Jenkins also points out that King’s interest in music goes beyond heavy metal. She says King pretty much enjoys any kind of live music. But music is just a small portion of the many interests that King sustains.

He travels as much as he can, Jenkins says. He enjoys beer — both drinking it and making it. (King’s favorite home-brew is “Yellow Dog Ale.”)

She points out that King has an attachment to a 1967 Volvo 122 that, by his own admission, he never tinkers with; he just enjoys driving and owning it.

It’s the mix of King’s professional and personal qualities that people come to respect, Jenkins says.

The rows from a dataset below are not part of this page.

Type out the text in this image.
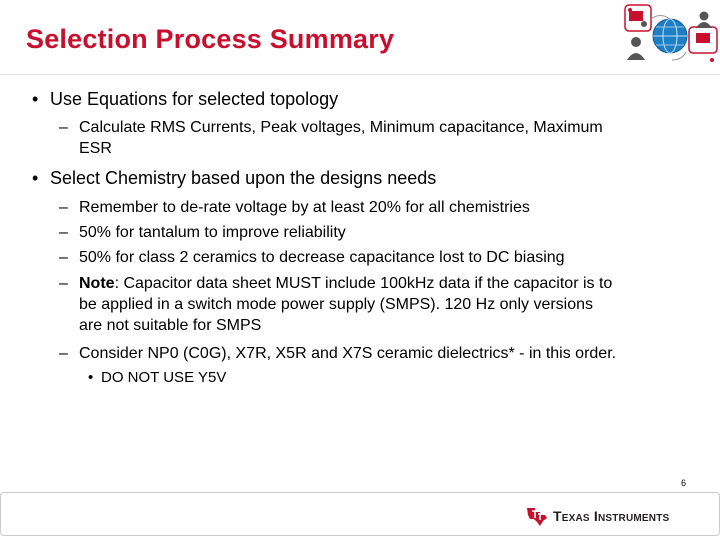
Selection Process Summary
• Use Equations for selected topology
– Calculate RMS Currents, Peak voltages, Minimum capacitance, Maximum
ESR
• Select Chemistry based upon the designs needs
– Remember to de-rate voltage by at least 20% for all chemistries
– 50% for tantalum to improve reliability
– 50% for class 2 ceramics to decrease capacitance lost to DC biasing
– Note: Capacitor data sheet MUST include 100kHz data if the capacitor is to
be applied in a switch mode power supply (SMPS). 120 Hz only versions
are not suitable for SMPS
– Consider NP0 (C0G), X7R, X5R and X7S ceramic dielectrics* - in this order.
• DO NOT USE Y5V
6
Texas Instruments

“I appreciate how much he values his family and values the time that he spends with them. It’s most admirable, especially considering how hard he works,” Jenkins says. “He’s taken over a lot of administrative responsibilities in the accounting area, he is working on his research, yet he still makes time to travel with his family. It’s good to work in an area where the senior faculty value those things.”